En tant qu'urgentiste pédiatrique, je vais vous causer de la réalité des choses /1
Tout commence par la peur.
La peur du masque d'une partie de la population, cette partie qui adore croire tout et n'importe quoi et qui, très tôt, explique que le masque va retenir les miasmes et détruire le système immunitaire des gens qui le portent. /2
Pire encore, le masque ferait baisser l'oxygénation et entraînerait une désaturation. Heureux sont les soignants, notamment au bloc, qui le portent depuis des années sans être mort par centaines. Mais une légende urbaine se fout un peu de la cohérence du réel. /3
Mais comment propager la peur au sein de la population de façon encore plus efficace pour cette minorité complotiste et bientôt antivax ?
Trouver une population que tout le monde veut protéger et sur laquelle l'erreur est impensable : les enfants. /4
Du coup, nous voici devant une immense polémique sur les conséquences sociales et médicales du masque chez l'enfant qui diminue leurs défenses immunitaires, qui détruit leur développement et décuple les symptômes anxio-dépressifs. /5
On voit même fleurir des vidéos de gens totalement tarés qui mesure la saturation au doigt avec n'importe quel appareil et dans n'importe quelles conditions de plusieurs dizaines d'enfants en criant comme des mabouls dès que le capteur capte mal. /6
On se retrouve donc avec des photos ou vidéos de gamins qui ont 82% de saturation mais qui sourient et sont tout roses pour l'occasion. Un « exploit » que seuls certains enfants cardiopathes pourraient accomplir sans sourciller en réalité. /7
Et puis vas-y que je te publie des articles sur des enfants qui ne savent plus sourire avec le masque, sur des enfants ultra-anxieux incapables de socialiser, sur des enfants qui sont de plus en plus faibles physiquement et mentalement. /8
La réalité, elle, est tout autre.
Aux urgences pédiatriques, je vois des dizaines (voir des centaines) d'enfant par semaine. Depuis le début de l'épidémie, je n'y constate aucune conséquence du masque et une différence évidente s'impose rapidement à mes yeux. /9
Plus l'enfant en face de moi a un parent qui insiste sur le masque, son inconfort et ce qu'il entraîne et plus l'enfant est nerveux, mal à l'aise et inconfortable.
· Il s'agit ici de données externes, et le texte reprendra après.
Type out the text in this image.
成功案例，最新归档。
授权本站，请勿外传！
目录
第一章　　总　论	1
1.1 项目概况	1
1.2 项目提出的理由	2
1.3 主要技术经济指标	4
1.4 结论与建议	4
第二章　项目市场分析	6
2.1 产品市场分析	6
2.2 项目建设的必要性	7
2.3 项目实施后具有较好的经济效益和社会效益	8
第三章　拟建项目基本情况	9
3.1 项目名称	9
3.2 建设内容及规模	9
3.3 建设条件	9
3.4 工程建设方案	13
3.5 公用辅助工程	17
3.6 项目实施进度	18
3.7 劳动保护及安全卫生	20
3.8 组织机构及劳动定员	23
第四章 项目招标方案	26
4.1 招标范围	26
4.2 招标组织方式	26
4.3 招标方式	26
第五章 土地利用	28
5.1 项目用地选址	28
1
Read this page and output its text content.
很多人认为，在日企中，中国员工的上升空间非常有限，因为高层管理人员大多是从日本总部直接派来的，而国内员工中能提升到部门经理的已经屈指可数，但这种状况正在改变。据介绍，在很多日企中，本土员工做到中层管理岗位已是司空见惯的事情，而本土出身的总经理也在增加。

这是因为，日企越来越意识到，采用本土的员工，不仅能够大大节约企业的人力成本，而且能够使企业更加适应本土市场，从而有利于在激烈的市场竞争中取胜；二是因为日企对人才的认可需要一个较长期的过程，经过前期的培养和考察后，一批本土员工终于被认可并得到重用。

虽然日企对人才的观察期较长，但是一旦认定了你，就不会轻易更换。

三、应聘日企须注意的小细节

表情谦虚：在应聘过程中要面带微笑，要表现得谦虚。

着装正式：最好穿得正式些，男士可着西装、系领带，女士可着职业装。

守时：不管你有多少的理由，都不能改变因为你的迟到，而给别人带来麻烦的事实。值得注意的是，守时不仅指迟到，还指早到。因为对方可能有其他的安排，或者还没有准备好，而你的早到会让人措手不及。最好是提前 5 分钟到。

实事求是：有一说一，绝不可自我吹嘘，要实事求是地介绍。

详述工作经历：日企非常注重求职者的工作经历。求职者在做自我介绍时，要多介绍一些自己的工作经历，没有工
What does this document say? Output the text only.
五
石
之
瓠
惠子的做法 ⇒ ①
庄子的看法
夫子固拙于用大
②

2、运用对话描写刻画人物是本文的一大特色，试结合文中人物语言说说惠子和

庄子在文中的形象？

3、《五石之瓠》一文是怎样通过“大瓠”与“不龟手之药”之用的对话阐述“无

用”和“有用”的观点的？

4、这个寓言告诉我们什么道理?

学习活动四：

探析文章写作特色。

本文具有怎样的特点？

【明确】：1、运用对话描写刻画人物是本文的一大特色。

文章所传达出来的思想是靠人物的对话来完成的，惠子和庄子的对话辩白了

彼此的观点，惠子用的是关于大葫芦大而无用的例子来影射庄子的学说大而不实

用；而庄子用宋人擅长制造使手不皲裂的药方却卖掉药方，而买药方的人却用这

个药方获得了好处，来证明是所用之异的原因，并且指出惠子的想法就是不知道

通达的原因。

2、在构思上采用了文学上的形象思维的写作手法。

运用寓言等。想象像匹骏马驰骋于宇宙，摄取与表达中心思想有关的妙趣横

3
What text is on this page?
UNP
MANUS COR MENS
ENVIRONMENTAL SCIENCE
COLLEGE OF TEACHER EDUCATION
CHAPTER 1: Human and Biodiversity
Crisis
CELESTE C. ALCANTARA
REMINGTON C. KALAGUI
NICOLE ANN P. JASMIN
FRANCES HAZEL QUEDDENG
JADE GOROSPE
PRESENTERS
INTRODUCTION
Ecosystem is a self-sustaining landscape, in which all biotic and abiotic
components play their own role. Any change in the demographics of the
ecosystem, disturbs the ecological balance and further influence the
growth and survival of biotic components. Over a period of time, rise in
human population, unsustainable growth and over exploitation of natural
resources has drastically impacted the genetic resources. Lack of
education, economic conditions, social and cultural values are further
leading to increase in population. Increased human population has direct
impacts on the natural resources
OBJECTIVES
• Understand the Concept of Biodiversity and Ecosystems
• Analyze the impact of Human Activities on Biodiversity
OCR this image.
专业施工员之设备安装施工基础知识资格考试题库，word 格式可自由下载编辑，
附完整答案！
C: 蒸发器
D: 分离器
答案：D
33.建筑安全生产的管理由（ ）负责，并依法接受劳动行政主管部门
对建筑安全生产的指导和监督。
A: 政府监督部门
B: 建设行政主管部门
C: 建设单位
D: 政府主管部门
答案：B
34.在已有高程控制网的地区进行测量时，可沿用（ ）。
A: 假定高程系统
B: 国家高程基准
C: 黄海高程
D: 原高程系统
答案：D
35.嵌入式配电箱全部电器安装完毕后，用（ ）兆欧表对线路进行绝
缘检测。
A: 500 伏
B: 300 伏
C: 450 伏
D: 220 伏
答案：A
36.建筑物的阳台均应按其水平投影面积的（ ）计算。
Au contraire, un parent qui a bien expliqué l'intérêt du masque et son principe à l'enfant n'a aucun problème. /10
Ce qu'il se passe, de façon attendue et évidente, c'est que plus un parent est stressé sur le masque et la pandémie, sur tout ce qu'il lit et transmet, et plus l'enfant absorbe comme une éponge, et plus il va mal.
Les enfants sont des éponges émotionnelles, toujours. /11
Côté saturation aussi les choses sont loin d'être ce qui est rapporté ici ou là et strictement aucun des milliers d'enfants passés aux urgences depuis le début de la pandémie n'a désaturé sur un port de masque. Même les asthmatiques. Hé oui. /12
Cela veut-il dire pour autant que nous sommes joie de faire porter le masque aux enfants pour leur sécurité et surtout celle de leur entourage, bien sûr que non. Mais la santé publique et le virus se foutent bien de nos aspirations émotionnelles. /13
Avec l'arrivée de la vaccination, on voit ressurgir les mêmes angoisses, les mêmes idioties, avec des enfants qui seraient des cobayes, qui auront de terribles conséquences, qui n'ont aucun intérêt à se vacciner. Nous serions des monstres. /14
Pourtant, la vaccination des enfants contre la CoVid est sûr et aucun signal d'alarme n'a retenti sur les millions d'enfants vaccinés de par le monde. Aucun.
Mais ceux qui aiment propager la peur continue et sortent encore d'autres lapins de leurs chapeaux pour vous effrayer. /15
La réalité, toute crue, et que je vois tous les jours aux urgences, c'est que les enfants n'ont pas peur du vaccin ou du masque, ils ont les peurs de leurs parents, comme un second virus peut-être plus terrible que le premier. /16
C'est toujours la même histoire aux urgences, les adultes projettent leur peur sur leurs enfants, projettent des problèmes qui les rongent sur les gamins et en font, de facto, le problème des gosses. /17
Prenons un exemple pour comprendre.
Le thermomètre rectal est le gold standard pour la fièvre chez l'enfant et, notamment, le bébé. Mais on voit régulièrement fleurir des commentaires outrées sur cette technique. Vous savez pourquoi ? /18
Parce que ce serait un geste invasif assimilé à un viol, à quelque chose de dégueulasse fait à l'enfant.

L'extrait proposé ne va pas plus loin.